When the Tel Aviv municipal workers renovated the little park behind my building, they ripped nearly everything out except a few old trees and the bomb shelter. The pavement, the lawn, the toddler playground equipment and the benches — all gone.
After months of replacing all the underground pipes, laying in new pavement, expanding the playground, landscaping, putting in a little community garden, the very last thing to be added back was the benches. Those benches took ages. And this caused me no small amount of anxiety. Not so much because I ever sit on them — I’m usually ambling by with the dog or whizzing past on my bicycle — but because where are people supposed to leave all the items they want to give away? There’s always that one bench for clothing and nicknacks.
I like to keep tabs.
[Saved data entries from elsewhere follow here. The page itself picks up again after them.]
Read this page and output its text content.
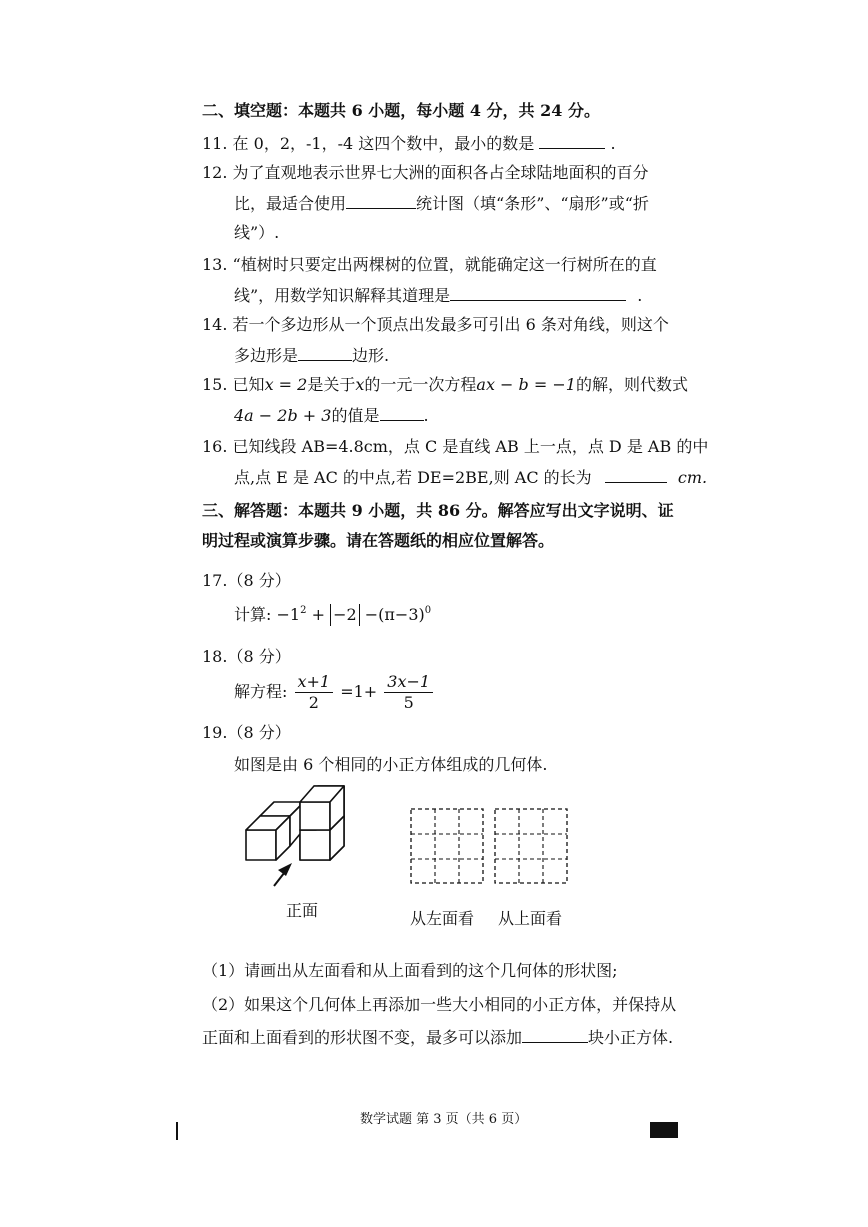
二、填空题：本题共 6 小题，每小题 4 分，共 24 分。
11. 在 0，2，-1，-4 这四个数中，最小的数是	.
12. 为了直观地表示世界七大洲的面积各占全球陆地面积的百分
比，最适合使用	统计图（填“条形”、“扇形”或“折
线”）.
13. “植树时只要定出两棵树的位置，就能确定这一行树所在的直
线”，用数学知识解释其道理是	.
14. 若一个多边形从一个顶点出发最多可引出 6 条对角线，则这个
多边形是	边形.
15. 已知x = 2是关于x的一元一次方程ax − b = −1的解，则代数式
4a − 2b + 3的值是	.
16. 已知线段 AB=4.8cm，点 C 是直线 AB 上一点，点 D 是 AB 的中
点,点 E 是 AC 的中点,若 DE=2BE,则 AC 的长为	cm.
三、解答题：本题共 9 小题，共 86 分。解答应写出文字说明、证
明过程或演算步骤。请在答题纸的相应位置解答。
17.（8 分）
计算: $-1^2 + -2 -(\pi-3)^0$
18.（8 分）
解方程: $\frac{x+1}{2} =1+ \frac{3x-1}{5}$
19.（8 分）
如图是由 6 个相同的小正方体组成的几何体.
正面	从左面看 从上面看
（1）请画出从左面看和从上面看到的这个几何体的形状图;
（2）如果这个几何体上再添加一些大小相同的小正方体，并保持从
正面和上面看到的形状图不变，最多可以添加	块小正方体.
数学试题 第 3 页（共 6 页）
I’ll see some kids clothes or womens stuff, and swing back later to find most of the items gone. It’s satisfying. I like to imagine origins and destinations, and contemplate the zigzag journeys of the objects left on benches. Two cotton dresses, a cardigan, and a red lace bustier in a Stella & Lori shopping bag left conveniently open. Baby PJ’s, a swimsuit, and four little T-shirts in a bag from Fox Kids.
Of course, I know benches are not the only way to ditch or find old stuff: WIZO runs drop off centers; the city has collection bins. Those are good for that multi-garbage-bags-full culling that comes with moving house, say, or, God forbid, a death. And, yes, I know that every developed, consumeristic city has a give and take economy. There are the familiar curbside treasure piles, with the “TAKE ME HOME” signs taped on them. But I’m talking about the delivery platform for more modest offerings of just a few items.
Stopping to browse through whatever is on offer fits with the rhythm of Tel Aviv — a great walking city, where the pace is moderate, perhaps because Tel Aviv walkers are rarely going very far. I’m told that the bench distribution system may be used even more in Jerusalem, and that makes sense. Jerusalem walkers have hills to climb and eternity to ponder. Neither city has that long-legged, high-speed, get-outta-my-way marching pace you find in New York.
I’ve lived in New York and I have seen piles of excellent furniture by the curb. In Tel Aviv, it’s usually smaller scale. The aforementioned clothes, books as well. You find them either on benches, or arranged on low walls, near the trash bins, as if to say, “You! You see where I’m headed. My fate is in your hands.”
My son’s bookshelves are full of such finds: six tractates of Talmud Babli printed in 1968 in partnership with Maariv Publishing. The three-volume set of Hamilon Hechadash, or “New Dictionary,” the edition of that new dictionary having been published in 1982. But my daughter is by far the more avid scavenger. Her genetic love of bargains combines perfectly with an ideological embrace of reduce and reuse. Luckily the tendency to acquire stuff is tempered by her Simple Living values and peripatetic lifestyle.
Now, I myself wasn’t above schlepping home a great little shelf unit that you see when you enter our home, but I have stopped asking my girl where she got that African-patterned dress from. Or that retro skirt. Or that handknit sweater. Or that silk scarf. I Found It is not the name of any cool new Tel Aviv pop-up store, though it should be.
With my daughter temporarily back home with us, I was getting more and more queasy about the treasures she brings into the apartment, plagued by thoughts of bacteria, fleas and, a new, imported, horror at the possibility of bedbugs. Heading home down Nordau Boulevard a few days ago, I decided to put my foot down — absolutely no more stuff from the street. Of course that’s when I saw a bag. On a bench. With the most beautiful dress, perfect for my Bohemian 22-year-old. I left it there, but I felt guilty.
It’s a force too strong to fight, and Judaism teaches that you mustn’t set a law that the community cannot follow. So I shouldn’t feel too bad about that fancy espresso machine I brought home on Tuesday, should I? I mean, it’s in perfect condition.
This was my “Vadda Country” segment when I was a guest on the recent “Big, Beautiful Wall” edition of The Promised Podcast. Give it a whirl. I should also mention that Facebook friends provided helpful input on the subject of Stuff on Benches, including expressions of horror at the practice, which mainly proves that I have Facebook friends who live in Raanana. Raanana is very, very clean. I do not endorse littering. Nor do I champion the use of espresso capsules, which, I’m told, currently account for 83 percent of landfills, the rest being composed of drinking straws. Therefore, the perfectly good espresso machine I found on Dizengoff Street is going back onto a bench. I don’t know what I was thinking.